HeatSmart Shares Benefits of Fossil-free Heating, Cooling
Tompkins Weekly 3-27-17
By Jonathan Comstock
Residents across Tompkins County are discovering that they can make their homes more comfortable year round while simultaneously doing their part to reduce the world-wide-waste, pollution, and climate change impacts associated with fossil fuel based energy use.
How is this accomplished? Through electric heat pump systems. Heat pumps use electricity to move heat from one place to another, and are used for heating in the winter and cooling in the summer. Heat pump systems may sound confusing, but that’s where HeatSmart, a program of Solar Tompkins, plays a role in helping homeowners sort through the many choices available for home energy efficiency improvements.
“We enrolled in the HeatSmart program primarily because we were looking for a more energy efficient heating system, and also we were attracted to the idea that the air source heat pump system offered air conditioning in the summer, particularly with the summers getting warmer than they used to be,” said Charlie and Cathy Woodcock, 2015 HeatSmart program participants. “The units don’t make much sound, they’re quiet.”
What HeatSmart does is make the pathway towards a zero-carbon-emission goal safer, smoother, easier and more fun. This is done by providing simple easy-to-understand information about the technologies, by vetting installers that you can have confidence and by negotiating low prices in advance. HeatSmart provides an easy, effective pathway that starts with a free, no-obligations assessment of your home from improving its insulating layers to taming the beasts in the basement.
While air sealing and insulating along with replacing ancient furnaces with heat pumps doesn’t have quite the sex-appeal of solar arrays or new electric cars, it is of equal value to your own pocket book and the sustainability of our planet. It turns out the home heating system itself requires the most energy to run, but few home-owners realize the opportunities there. In Tompkins County home heating, cooling, and hot water heating accounts for 75 percent of the average home energy footprint. A well-sealed and insulated home outfitted with a heat pump system can lead to substantial improvements in comfort and health, and save you money.
These heat pump systems using refrigeration technology can keep homes warm in winter, cool in summer, air conditioned, and humidity controlled. They are the cleanest form of heating you can choose, because they are super-efficient. Heat pumps don’t squander the energy you pay for by just converting it straight to heat like a space heater that glows red-hot on the electricity it is devouring.
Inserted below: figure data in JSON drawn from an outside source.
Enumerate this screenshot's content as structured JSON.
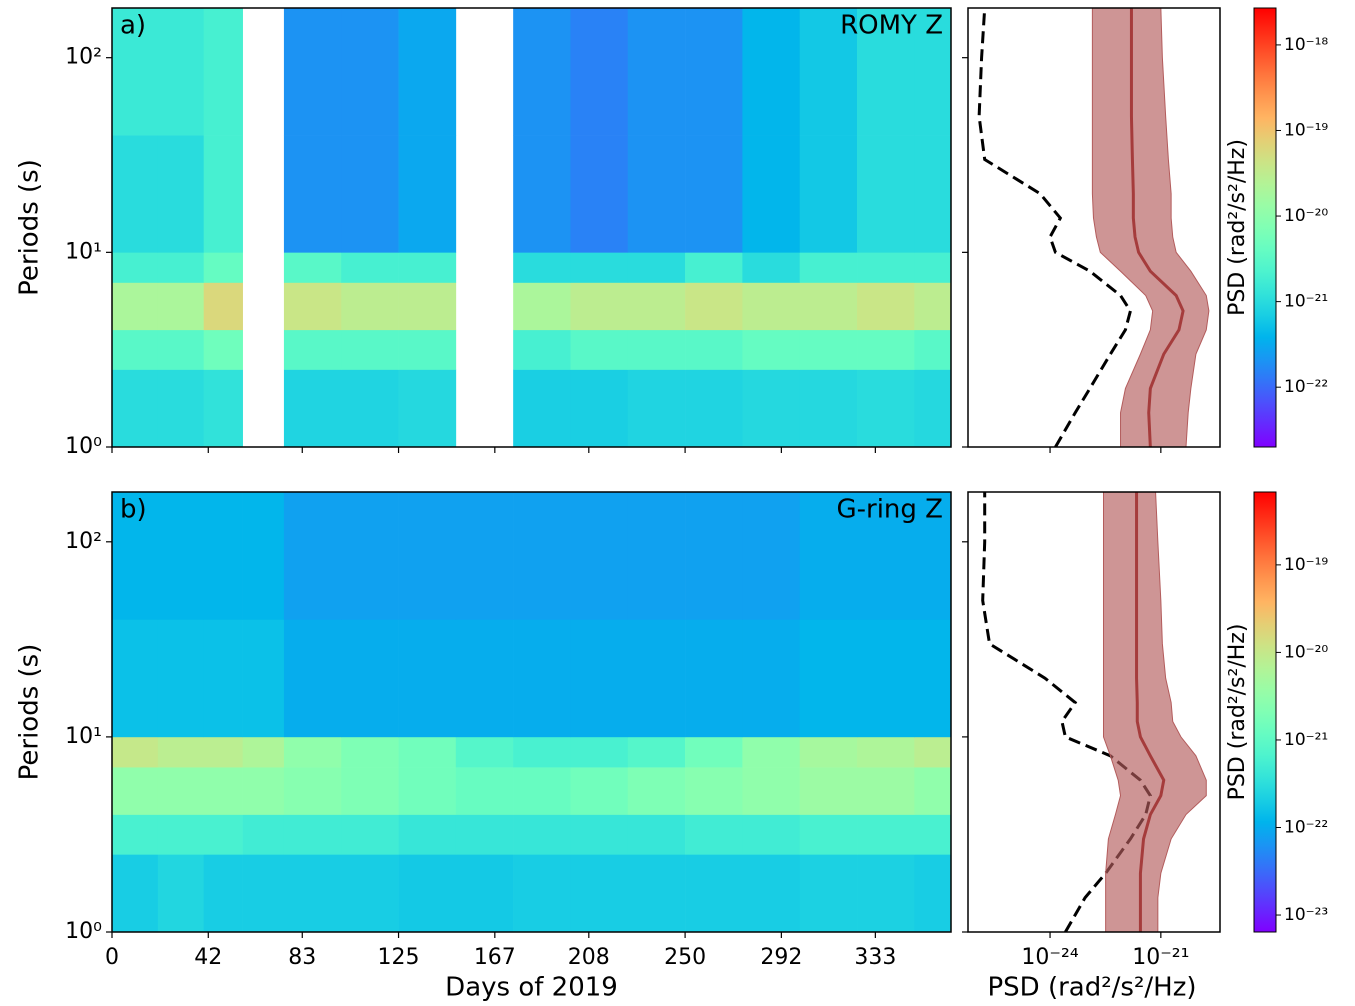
{
  "chart_data": [
    {
      "type": "heatmap",
      "label": "a)",
      "title": "ROMY Z",
      "y_label": "Periods (s)",
      "x_edges": [
        0,
        20,
        40,
        57,
        75,
        100,
        125,
        150,
        175,
        200,
        225,
        250,
        275,
        300,
        325,
        350,
        366
      ],
      "y_edges": [
        1,
        2.5,
        4,
        7,
        10,
        40,
        180
      ],
      "z": [
        [
          1e-21,
          1e-21,
          1.2e-21,
          null,
          8e-22,
          8e-22,
          9e-22,
          null,
          7e-22,
          7e-22,
          8e-22,
          8e-22,
          9e-22,
          9e-22,
          1e-21,
          9e-22
        ],
        [
          3e-21,
          3e-21,
          5e-21,
          null,
          3e-21,
          3e-21,
          3e-21,
          null,
          2e-21,
          3e-21,
          3e-21,
          3e-21,
          4e-21,
          4e-21,
          4e-21,
          3e-21
        ],
        [
          2e-20,
          2e-20,
          6e-20,
          null,
          4e-20,
          3e-20,
          3e-20,
          null,
          2e-20,
          3e-20,
          3e-20,
          4e-20,
          3e-20,
          3e-20,
          4e-20,
          3e-20
        ],
        [
          2e-21,
          2e-21,
          4e-21,
          null,
          3e-21,
          2e-21,
          2e-21,
          null,
          1e-21,
          1e-21,
          1e-21,
          2e-21,
          1e-21,
          2e-21,
          2e-21,
          2e-21
        ],
        [
          1e-21,
          1e-21,
          2e-21,
          null,
          2e-22,
          2e-22,
          3e-22,
          null,
          2e-22,
          1.5e-22,
          2e-22,
          2e-22,
          4e-22,
          6e-22,
          1e-21,
          1e-21
        ],
        [
          1.5e-21,
          1.5e-21,
          2e-21,
          null,
          2e-22,
          2e-22,
          3e-22,
          null,
          2e-22,
          1.5e-22,
          2e-22,
          2e-22,
          4e-22,
          6e-22,
          1e-21,
          1e-21
        ]
      ],
      "xlim": [
        0,
        366
      ],
      "ylim": [
        1,
        180
      ],
      "log_y": true,
      "yticks": [
        {
          "value": 1,
          "label": "10⁰"
        },
        {
          "value": 10,
          "label": "10¹"
        },
        {
          "value": 100,
          "label": "10²"
        }
      ],
      "colormap": "rainbow",
      "zlim": [
        2e-23,
        2.7e-18
      ],
      "colorbar_label": "PSD (rad²/s²/Hz)",
      "colorbar_ticks": [
        {
          "value": 1e-18,
          "label": "10⁻¹⁸"
        },
        {
          "value": 1e-19,
          "label": "10⁻¹⁹"
        },
        {
          "value": 1e-20,
          "label": "10⁻²⁰"
        },
        {
          "value": 1e-21,
          "label": "10⁻²¹"
        },
        {
          "value": 1e-22,
          "label": "10⁻²²"
        }
      ]
    },
    {
      "type": "profile",
      "log_x": true,
      "log_y": true,
      "xlim": [
        6e-27,
        4e-20
      ],
      "ylim": [
        1,
        180
      ],
      "periods": [
        1,
        1.5,
        2,
        3,
        4,
        5,
        6,
        8,
        10,
        12,
        15,
        20,
        30,
        50,
        100,
        180
      ],
      "median": [
        5.2e-22,
        4.7e-22,
        5.2e-22,
        1.2e-21,
        3.1e-21,
        4e-21,
        2.6e-21,
        5.2e-22,
        2.5e-22,
        2e-22,
        1.8e-22,
        1.8e-22,
        1.7e-22,
        1.6e-22,
        1.6e-22,
        1.6e-22
      ],
      "low": [
        8.1e-23,
        8.1e-23,
        1.1e-22,
        2.8e-22,
        5.2e-22,
        6e-22,
        3.9e-22,
        8.1e-23,
        2.3e-23,
        1.8e-23,
        1.5e-23,
        1.4e-23,
        1.4e-23,
        1.4e-23,
        1.4e-23,
        1.4e-23
      ],
      "high": [
        4.8e-21,
        5.5e-21,
        6.5e-21,
        8.9e-21,
        1.7e-20,
        2e-20,
        1.7e-20,
        6.5e-21,
        2.6e-21,
        2.1e-21,
        1.9e-21,
        1.9e-21,
        1.6e-21,
        1.35e-21,
        1.1e-21,
        1e-21
      ],
      "noise_model": [
        1.4e-24,
        4.8e-24,
        1.2e-23,
        4.3e-23,
        1.1e-22,
        1.5e-22,
        8.1e-23,
        1.2e-23,
        1.4e-24,
        1e-24,
        1.9e-24,
        5.4e-25,
        1.7e-26,
        1.2e-26,
        1.4e-26,
        1.7e-26
      ],
      "median_color": "#8b0000",
      "band_color": "#b35c5c",
      "noise_color": "#000000"
    },
    {
      "type": "heatmap",
      "label": "b)",
      "title": "G-ring Z",
      "y_label": "Periods (s)",
      "x_label": "Days of 2019",
      "x_edges": [
        0,
        20,
        40,
        57,
        75,
        100,
        125,
        150,
        175,
        200,
        225,
        250,
        275,
        300,
        325,
        350,
        366
      ],
      "y_edges": [
        1,
        2.5,
        4,
        7,
        10,
        40,
        180
      ],
      "z": [
        [
          2e-22,
          2.5e-22,
          2e-22,
          2e-22,
          2e-22,
          2e-22,
          1.8e-22,
          1.8e-22,
          2e-22,
          2e-22,
          2e-22,
          2e-22,
          2e-22,
          2.2e-22,
          2.2e-22,
          2e-22
        ],
        [
          6e-22,
          6e-22,
          6e-22,
          5e-22,
          5e-22,
          5e-22,
          4e-22,
          4e-22,
          4e-22,
          4e-22,
          4e-22,
          5e-22,
          5e-22,
          6e-22,
          6e-22,
          6e-22
        ],
        [
          3e-21,
          3e-21,
          3e-21,
          3e-21,
          2.5e-21,
          2e-21,
          1.5e-21,
          1.2e-21,
          1.2e-21,
          1.5e-21,
          2e-21,
          2.5e-21,
          3e-21,
          4e-21,
          4e-21,
          3e-21
        ],
        [
          1e-20,
          8e-21,
          8e-21,
          6e-21,
          3e-21,
          2e-21,
          1.5e-21,
          8e-22,
          6e-22,
          6e-22,
          8e-22,
          1.5e-21,
          3e-21,
          5e-21,
          6e-21,
          8e-21
        ],
        [
          1.5e-22,
          1.5e-22,
          1.5e-22,
          1.5e-22,
          1e-22,
          1e-22,
          1e-22,
          1e-22,
          1e-22,
          1e-22,
          1e-22,
          1e-22,
          1e-22,
          1.2e-22,
          1.2e-22,
          1.2e-22
        ],
        [
          1.2e-22,
          1.2e-22,
          1.2e-22,
          1.2e-22,
          8e-23,
          8e-23,
          8e-23,
          8e-23,
          8e-23,
          8e-23,
          8e-23,
          8e-23,
          8e-23,
          1e-22,
          1e-22,
          1e-22
        ]
      ],
      "xlim": [
        0,
        366
      ],
      "xticks": [
        0,
        42,
        83,
        125,
        167,
        208,
        250,
        292,
        333
      ],
      "ylim": [
        1,
        180
      ],
      "log_y": true,
      "yticks": [
        {
          "value": 1,
          "label": "10⁰"
        },
        {
          "value": 10,
          "label": "10¹"
        },
        {
          "value": 100,
          "label": "10²"
        }
      ],
      "colormap": "rainbow",
      "zlim": [
        6.4e-24,
        6.8e-19
      ],
      "colorbar_label": "PSD (rad²/s²/Hz)",
      "colorbar_ticks": [
        {
          "value": 1e-19,
          "label": "10⁻¹⁹"
        },
        {
          "value": 1e-20,
          "label": "10⁻²⁰"
        },
        {
          "value": 1e-21,
          "label": "10⁻²¹"
        },
        {
          "value": 1e-22,
          "label": "10⁻²²"
        },
        {
          "value": 1e-23,
          "label": "10⁻²³"
        }
      ]
    },
    {
      "type": "profile",
      "log_x": true,
      "log_y": true,
      "xlim": [
        6e-27,
        4e-20
      ],
      "ylim": [
        1,
        180
      ],
      "x_label": "PSD (rad²/s²/Hz)",
      "xticks": [
        {
          "value": 1e-24,
          "label": "10⁻²⁴"
        },
        {
          "value": 1e-21,
          "label": "10⁻²¹"
        }
      ],
      "periods": [
        1,
        1.5,
        2,
        3,
        4,
        5,
        6,
        8,
        10,
        12,
        15,
        20,
        30,
        50,
        100,
        180
      ],
      "median": [
        2.8e-22,
        2.8e-22,
        2.8e-22,
        3.4e-22,
        5.2e-22,
        1e-21,
        1.2e-21,
        5.2e-22,
        2.8e-22,
        2.3e-22,
        2.3e-22,
        2.2e-22,
        2.2e-22,
        2.2e-22,
        2.2e-22,
        2.2e-22
      ],
      "low": [
        3.2e-23,
        3.2e-23,
        3.2e-23,
        3.8e-23,
        5.9e-23,
        8.1e-23,
        7e-23,
        4.3e-23,
        2.8e-23,
        2.8e-23,
        2.8e-23,
        2.8e-23,
        2.8e-23,
        2.8e-23,
        2.8e-23,
        2.8e-23
      ],
      "high": [
        8.3e-22,
        8.3e-22,
        1e-21,
        1.9e-21,
        4.8e-21,
        1.7e-20,
        1.7e-20,
        8.9e-21,
        3.5e-21,
        2.1e-21,
        1.9e-21,
        1.35e-21,
        1.1e-21,
        1e-21,
        8.3e-22,
        7.2e-22
      ],
      "noise_model": [
        2.6e-24,
        8.9e-24,
        3.2e-23,
        1.5e-22,
        3.9e-22,
        5.2e-22,
        2.8e-22,
        4.3e-23,
        2.6e-24,
        2.1e-24,
        4.8e-24,
        7.3e-25,
        2.3e-26,
        1.5e-26,
        1.7e-26,
        1.7e-26
      ],
      "median_color": "#8b0000",
      "band_color": "#b35c5c",
      "noise_color": "#000000"
    }
  ]
}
And they don’t waste the energy content of fuels by burning them up. Instead, they capture energy from the outside air or the ground through refrigeration cycles, and get 2.5 to 3.5 times the heat delivered into your house than was used up in electric energy. That’s what we mean by super-efficiency, and no other mode of heating can compare. Heat pumps have the lowest operating costs of any of your heating choices. People like them. Check out HeatSmart at www.solartompkins.org for testimonial videos and more information.
There are HeatSmart community meetings going on all over Tompkins County through March and to the end of April. There are three this week, all 6:30-8:30 pm, at the Lansing Town Hall on Tuesday, March 28; Enfield Grange Hall on Wednesday, March 29; and DeWitt Middle School on Thursday, March 30.
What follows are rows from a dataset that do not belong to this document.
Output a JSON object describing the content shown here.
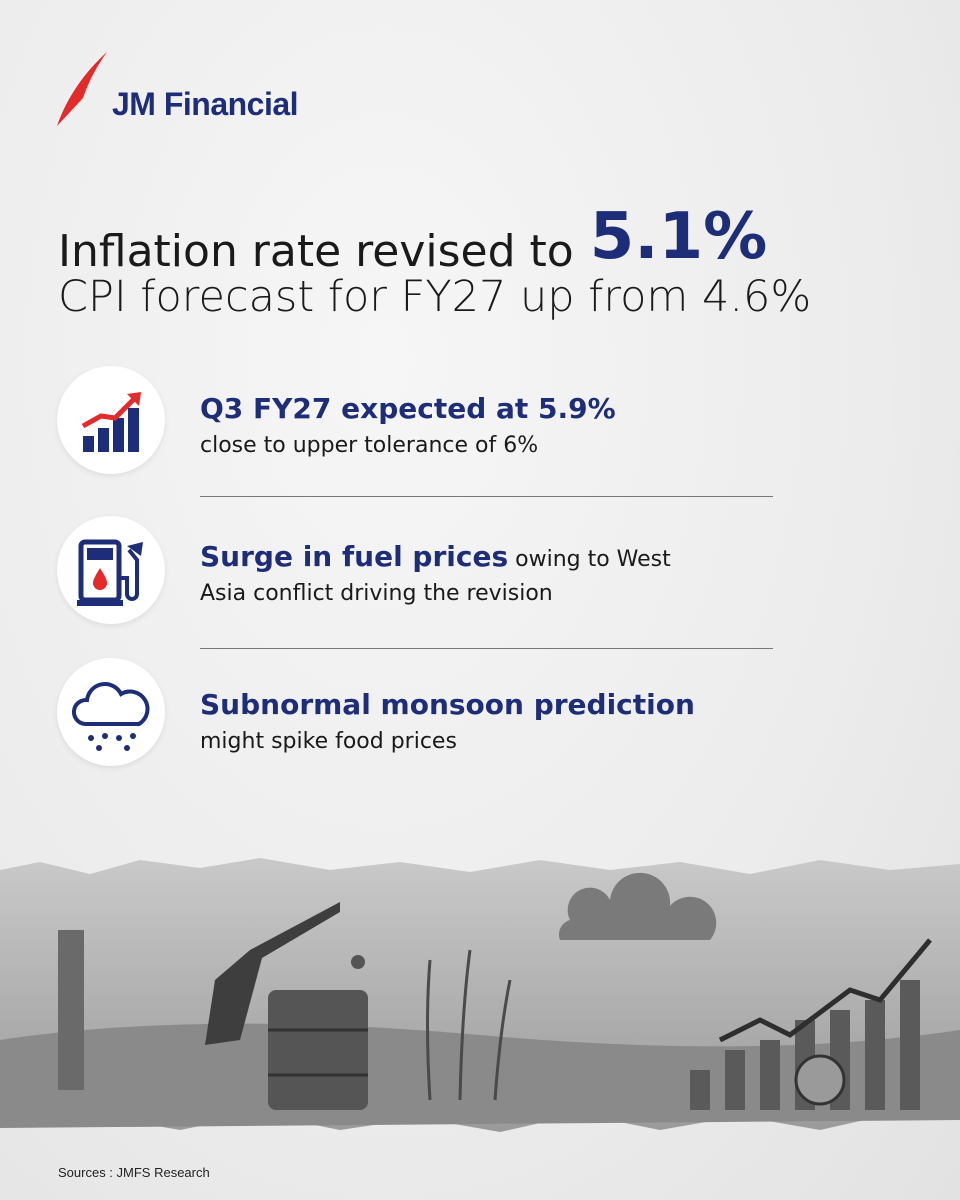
{
  "logo": {
    "text": "JM Financial"
  },
  "headline": {
    "lead": "Inflation rate revised to",
    "highlight": "5.1%",
    "subline": "CPI forecast for FY27 up from 4.6%"
  },
  "items": [
    {
      "title": "Q3 FY27 expected at 5.9%",
      "text": "close to upper tolerance of 6%"
    },
    {
      "title": "Surge in fuel prices",
      "text": "owing to West Asia conflict driving the revision"
    },
    {
      "title": "Subnormal monsoon prediction",
      "text": "might spike food prices"
    }
  ],
  "footer": {
    "sources": "Sources : JMFS Research"
  }
}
Seven more are scattered through the month of April, check www.solartompkins.org for the full schedule.
Other great resources are the HeatSmart community tours. Homeowners who went through the HeatSmart program last year are inviting you into their homes to see how the new heating systems fit into their lifestyles and their household budgets. They will also tell you about the experience of having the work done. Again, the schedule of tours is available online at www.solartompkins.org.
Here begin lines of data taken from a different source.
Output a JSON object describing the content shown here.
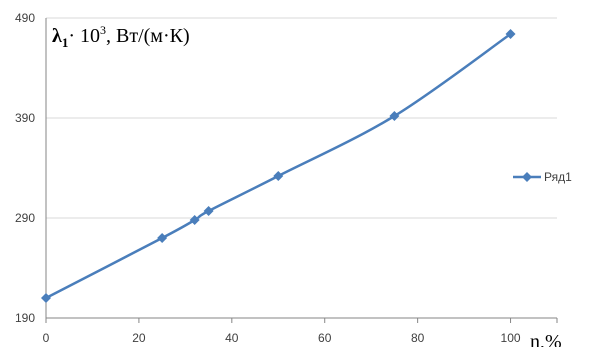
{
  "chart_data": {
    "type": "line",
    "x": [
      0,
      25,
      32,
      35,
      50,
      75,
      100
    ],
    "series": [
      {
        "name": "Ряд1",
        "values": [
          210,
          270,
          288,
          297,
          332,
          392,
          474
        ],
        "color": "#4a7ebb"
      }
    ],
    "xlim": [
      0,
      110
    ],
    "ylim": [
      190,
      490
    ],
    "x_ticks": [
      0,
      20,
      40,
      60,
      80,
      100
    ],
    "y_ticks": [
      190,
      290,
      390,
      490
    ],
    "ylabel": {
      "symbol": "λ",
      "subscript": "1",
      "dot": "·",
      "base": " 10",
      "exponent": "3",
      "units": ", Вт/(м·К)"
    },
    "xlabel": "n,%",
    "grid": "horizontal",
    "legend": "right"
  }
}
HeatSmart is a locally grown non-profit, led by local volunteers, that exists simply to empower individual action throughout the community.
“The energy for making change must come from the citizens,” said Marie McRae, a farmer in Dryden and an active Solar Tompkins volunteer. “We are the change. We are the revolution.”
Jonathan Comstock is the program director of HeatSmart, a program of Solar Tompkins.